Anonymous sources have leaked photos of Magic Leap, a $4.5 billion project funded by Google that aims to become a major augmented reality upgrade for humans, adding digital images to regular vision.
The public has criticized the photo, mainly due to the gadget’s cumbersome look, although CEO Rony Abovitz claims that it is only a “test rig.” The image shows a young male with a backpack and several straps, which differ significantly from Google’s deceased project Google Glasses.
After seven years of development, we still don’t know much about Magic Leap
Magic Leap’s investors include Google, Alibaba, Legendary Entertainment, and more. The idea is that Magic Leap should superimpose 3D graphics onto the real world, although there is uncertainty about whether the device would be comfortable for use, which in turn determines if it can be commercial or not. The startup has raised over $1 billion in venture capital, hitting the $4.5 billion mark in company value. The organization is also funded by great investing firms such as JPMorgan and Kleiner Perkins.
After defending his project on Twitter and clarifying that Magic Leap is in no ways what was shown in the picture, Abovitz assured that followers would not be let down. It is worth to know that the leaked picture is the only visual information that exists on Magic Leap that’s outside the confines of the company.
The photo was leaked to Business Insider, and the anonymous source indicated that it was “the real wearable,” codenamed “PEQo.” Apparently, the photo was taken in January, but the source also revealed that the prototype had undergone significant upgrades since then.
The source also revealed that the board of investors would see a demo of the “PEQ” prototype directed by Abovitz sometime next week. Apparently, it will employ a version of the device seen in the photo that employs belts instead of backpacks.

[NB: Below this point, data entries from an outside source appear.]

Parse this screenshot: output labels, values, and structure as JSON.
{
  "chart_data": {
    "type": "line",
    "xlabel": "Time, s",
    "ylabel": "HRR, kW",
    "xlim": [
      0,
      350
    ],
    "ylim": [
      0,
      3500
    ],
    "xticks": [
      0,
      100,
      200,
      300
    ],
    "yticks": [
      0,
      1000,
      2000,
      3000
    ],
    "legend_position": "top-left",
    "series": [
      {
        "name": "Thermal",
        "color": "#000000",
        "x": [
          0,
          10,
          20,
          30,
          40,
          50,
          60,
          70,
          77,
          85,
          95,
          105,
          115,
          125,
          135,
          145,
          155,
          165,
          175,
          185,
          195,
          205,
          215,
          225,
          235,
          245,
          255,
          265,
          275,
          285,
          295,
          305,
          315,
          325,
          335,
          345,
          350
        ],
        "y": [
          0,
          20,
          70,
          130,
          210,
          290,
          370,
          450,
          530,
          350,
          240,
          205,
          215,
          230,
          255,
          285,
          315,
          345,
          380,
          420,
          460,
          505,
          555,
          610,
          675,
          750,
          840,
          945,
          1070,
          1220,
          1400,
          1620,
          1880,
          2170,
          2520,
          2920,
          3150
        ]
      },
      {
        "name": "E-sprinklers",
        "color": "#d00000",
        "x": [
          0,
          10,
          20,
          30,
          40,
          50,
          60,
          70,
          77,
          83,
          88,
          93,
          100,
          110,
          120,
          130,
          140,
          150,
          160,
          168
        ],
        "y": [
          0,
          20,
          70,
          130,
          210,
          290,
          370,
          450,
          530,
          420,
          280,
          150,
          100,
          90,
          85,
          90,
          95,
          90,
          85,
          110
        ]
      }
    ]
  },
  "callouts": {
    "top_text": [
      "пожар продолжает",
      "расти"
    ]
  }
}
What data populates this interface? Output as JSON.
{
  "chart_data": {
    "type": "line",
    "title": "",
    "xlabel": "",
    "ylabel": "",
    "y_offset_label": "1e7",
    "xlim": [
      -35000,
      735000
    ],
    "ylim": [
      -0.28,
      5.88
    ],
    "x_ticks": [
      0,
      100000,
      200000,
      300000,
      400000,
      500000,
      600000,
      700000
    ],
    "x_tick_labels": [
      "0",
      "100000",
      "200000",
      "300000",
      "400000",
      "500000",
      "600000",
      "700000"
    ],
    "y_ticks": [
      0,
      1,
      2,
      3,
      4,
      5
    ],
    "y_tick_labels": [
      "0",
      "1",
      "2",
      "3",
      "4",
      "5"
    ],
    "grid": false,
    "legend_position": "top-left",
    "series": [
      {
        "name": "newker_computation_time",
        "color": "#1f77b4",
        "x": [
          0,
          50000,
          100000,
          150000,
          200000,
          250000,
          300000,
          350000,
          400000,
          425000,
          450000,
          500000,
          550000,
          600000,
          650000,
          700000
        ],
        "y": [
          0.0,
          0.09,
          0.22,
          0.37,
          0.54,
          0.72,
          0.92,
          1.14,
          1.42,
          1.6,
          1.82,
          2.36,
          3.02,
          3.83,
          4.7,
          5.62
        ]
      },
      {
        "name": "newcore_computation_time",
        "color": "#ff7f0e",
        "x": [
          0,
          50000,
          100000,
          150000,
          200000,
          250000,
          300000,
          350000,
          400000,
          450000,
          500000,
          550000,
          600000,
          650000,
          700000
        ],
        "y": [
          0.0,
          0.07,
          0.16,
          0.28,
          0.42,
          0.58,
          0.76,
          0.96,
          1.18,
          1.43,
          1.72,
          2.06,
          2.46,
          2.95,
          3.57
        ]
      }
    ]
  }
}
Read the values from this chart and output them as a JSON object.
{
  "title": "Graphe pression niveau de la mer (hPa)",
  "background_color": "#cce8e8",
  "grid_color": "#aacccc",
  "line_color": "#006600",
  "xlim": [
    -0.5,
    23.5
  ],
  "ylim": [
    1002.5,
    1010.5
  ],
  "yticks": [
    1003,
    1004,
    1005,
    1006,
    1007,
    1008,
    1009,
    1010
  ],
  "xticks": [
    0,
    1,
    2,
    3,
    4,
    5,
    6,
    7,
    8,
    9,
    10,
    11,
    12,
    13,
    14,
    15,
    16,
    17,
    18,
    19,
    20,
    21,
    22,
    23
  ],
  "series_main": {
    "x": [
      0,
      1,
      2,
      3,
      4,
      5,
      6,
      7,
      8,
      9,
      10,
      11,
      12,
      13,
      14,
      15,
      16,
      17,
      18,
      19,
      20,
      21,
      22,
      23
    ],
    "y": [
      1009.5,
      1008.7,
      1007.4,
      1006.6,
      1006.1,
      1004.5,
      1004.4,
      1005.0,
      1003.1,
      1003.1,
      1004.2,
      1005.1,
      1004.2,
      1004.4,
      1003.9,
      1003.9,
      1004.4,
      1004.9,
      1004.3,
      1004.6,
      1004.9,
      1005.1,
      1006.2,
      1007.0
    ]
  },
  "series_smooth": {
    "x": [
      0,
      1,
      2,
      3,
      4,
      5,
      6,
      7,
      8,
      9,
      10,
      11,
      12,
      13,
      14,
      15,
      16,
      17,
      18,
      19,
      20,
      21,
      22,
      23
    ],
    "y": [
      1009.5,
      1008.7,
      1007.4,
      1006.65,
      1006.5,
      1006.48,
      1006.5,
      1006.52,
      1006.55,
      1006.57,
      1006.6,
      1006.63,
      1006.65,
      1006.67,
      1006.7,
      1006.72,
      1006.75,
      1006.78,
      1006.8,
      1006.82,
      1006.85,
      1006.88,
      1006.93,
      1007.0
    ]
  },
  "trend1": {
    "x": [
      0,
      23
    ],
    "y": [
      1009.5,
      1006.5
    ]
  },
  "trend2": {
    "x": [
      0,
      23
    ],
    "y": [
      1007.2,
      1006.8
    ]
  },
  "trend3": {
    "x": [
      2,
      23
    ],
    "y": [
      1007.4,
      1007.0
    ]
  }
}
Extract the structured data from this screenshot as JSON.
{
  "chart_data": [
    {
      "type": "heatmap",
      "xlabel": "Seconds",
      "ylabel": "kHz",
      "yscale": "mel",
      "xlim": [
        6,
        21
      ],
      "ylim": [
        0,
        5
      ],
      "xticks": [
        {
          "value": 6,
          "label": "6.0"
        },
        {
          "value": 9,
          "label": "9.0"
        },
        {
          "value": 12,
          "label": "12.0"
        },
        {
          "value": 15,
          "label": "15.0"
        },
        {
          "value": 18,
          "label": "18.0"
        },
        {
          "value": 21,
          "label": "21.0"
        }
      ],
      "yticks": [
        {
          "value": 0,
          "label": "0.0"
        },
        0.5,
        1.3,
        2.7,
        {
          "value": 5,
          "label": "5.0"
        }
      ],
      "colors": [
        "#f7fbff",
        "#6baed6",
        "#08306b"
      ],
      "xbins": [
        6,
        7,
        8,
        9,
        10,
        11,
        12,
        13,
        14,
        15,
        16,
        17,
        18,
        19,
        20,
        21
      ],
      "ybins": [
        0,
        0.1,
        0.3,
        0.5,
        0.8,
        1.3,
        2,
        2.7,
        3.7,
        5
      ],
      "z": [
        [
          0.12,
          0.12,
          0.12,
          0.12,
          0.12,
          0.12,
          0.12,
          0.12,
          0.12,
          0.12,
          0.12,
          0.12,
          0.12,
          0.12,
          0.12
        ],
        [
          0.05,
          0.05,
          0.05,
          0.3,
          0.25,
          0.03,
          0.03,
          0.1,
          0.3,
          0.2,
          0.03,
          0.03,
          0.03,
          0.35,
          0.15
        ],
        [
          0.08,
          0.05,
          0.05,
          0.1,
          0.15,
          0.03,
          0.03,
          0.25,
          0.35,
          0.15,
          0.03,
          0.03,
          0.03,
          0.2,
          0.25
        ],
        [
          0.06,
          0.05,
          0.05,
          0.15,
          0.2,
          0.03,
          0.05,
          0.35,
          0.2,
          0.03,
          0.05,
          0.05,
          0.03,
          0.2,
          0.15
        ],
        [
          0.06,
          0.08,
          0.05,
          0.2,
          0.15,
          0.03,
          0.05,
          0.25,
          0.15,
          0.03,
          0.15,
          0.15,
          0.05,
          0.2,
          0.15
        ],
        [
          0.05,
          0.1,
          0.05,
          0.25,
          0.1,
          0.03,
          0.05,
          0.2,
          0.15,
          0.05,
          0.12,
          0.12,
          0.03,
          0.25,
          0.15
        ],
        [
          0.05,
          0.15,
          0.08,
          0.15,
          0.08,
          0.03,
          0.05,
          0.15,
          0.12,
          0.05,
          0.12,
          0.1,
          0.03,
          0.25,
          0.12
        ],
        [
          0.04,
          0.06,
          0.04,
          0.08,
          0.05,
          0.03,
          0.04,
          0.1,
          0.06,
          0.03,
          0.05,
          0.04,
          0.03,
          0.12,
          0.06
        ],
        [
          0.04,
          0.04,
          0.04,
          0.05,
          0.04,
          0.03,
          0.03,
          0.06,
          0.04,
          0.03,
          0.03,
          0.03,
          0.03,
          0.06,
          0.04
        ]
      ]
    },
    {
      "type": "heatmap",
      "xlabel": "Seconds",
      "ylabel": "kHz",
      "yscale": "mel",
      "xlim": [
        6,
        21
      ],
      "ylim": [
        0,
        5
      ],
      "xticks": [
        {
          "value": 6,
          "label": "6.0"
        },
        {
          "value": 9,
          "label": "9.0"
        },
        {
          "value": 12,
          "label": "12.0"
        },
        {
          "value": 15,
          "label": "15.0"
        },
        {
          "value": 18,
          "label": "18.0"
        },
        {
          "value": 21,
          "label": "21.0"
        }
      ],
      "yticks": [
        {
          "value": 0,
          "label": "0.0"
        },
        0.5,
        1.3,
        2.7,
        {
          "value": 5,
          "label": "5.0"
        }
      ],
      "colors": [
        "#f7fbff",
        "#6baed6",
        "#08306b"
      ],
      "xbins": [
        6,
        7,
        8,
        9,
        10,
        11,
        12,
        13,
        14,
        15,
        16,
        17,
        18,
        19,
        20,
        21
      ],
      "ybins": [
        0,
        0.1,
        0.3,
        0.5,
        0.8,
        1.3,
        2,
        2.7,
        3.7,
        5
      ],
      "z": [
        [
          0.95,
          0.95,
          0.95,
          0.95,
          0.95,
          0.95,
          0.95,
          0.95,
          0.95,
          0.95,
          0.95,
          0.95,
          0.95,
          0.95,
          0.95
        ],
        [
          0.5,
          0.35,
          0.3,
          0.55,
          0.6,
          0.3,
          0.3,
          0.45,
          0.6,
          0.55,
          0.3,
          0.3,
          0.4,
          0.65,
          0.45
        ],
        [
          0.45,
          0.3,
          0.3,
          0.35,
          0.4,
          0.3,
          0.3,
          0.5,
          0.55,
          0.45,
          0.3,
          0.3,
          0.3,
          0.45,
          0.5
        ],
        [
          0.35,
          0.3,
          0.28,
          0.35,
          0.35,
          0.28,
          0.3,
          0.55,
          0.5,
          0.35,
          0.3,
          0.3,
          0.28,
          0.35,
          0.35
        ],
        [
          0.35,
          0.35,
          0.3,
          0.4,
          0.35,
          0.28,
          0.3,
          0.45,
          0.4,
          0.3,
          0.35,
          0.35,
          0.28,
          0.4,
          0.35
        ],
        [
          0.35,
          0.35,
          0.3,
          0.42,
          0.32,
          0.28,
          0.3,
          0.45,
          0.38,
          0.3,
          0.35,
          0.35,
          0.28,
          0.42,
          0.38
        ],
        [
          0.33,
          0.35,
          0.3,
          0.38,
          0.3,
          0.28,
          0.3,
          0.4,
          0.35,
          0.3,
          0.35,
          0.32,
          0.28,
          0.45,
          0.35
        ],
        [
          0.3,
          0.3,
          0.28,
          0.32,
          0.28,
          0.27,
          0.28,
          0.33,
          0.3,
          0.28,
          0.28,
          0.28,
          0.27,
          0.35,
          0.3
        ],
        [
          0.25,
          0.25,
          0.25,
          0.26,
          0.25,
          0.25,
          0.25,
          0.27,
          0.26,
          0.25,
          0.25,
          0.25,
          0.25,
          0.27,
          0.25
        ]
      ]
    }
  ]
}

The board meeting is expected to be a landmark in how the product is evolving, which will most assuredly show that the device is fully portable because such ability is now perceived as a game-changing component of any AR device.
Although a private demonstration is bound to take place, Business Insider claims that the gadget is a long way from becoming available for sale, seeing that they point out a battery pack being held by the person’s left hand.
The company was founded back in 2010, and as of today, they have not released a single product to the market. Up until 2014, the company was working on computer vision without being in the investing spotlight.
Apparently, their goal is to build “a Google Glass on steroids that can seamlessly blend computer-generated graphics with the real world.” The only other content released by the company is a video released in 2015, although it appears to be a metaphorical representation of what Magic Leap will be able to do.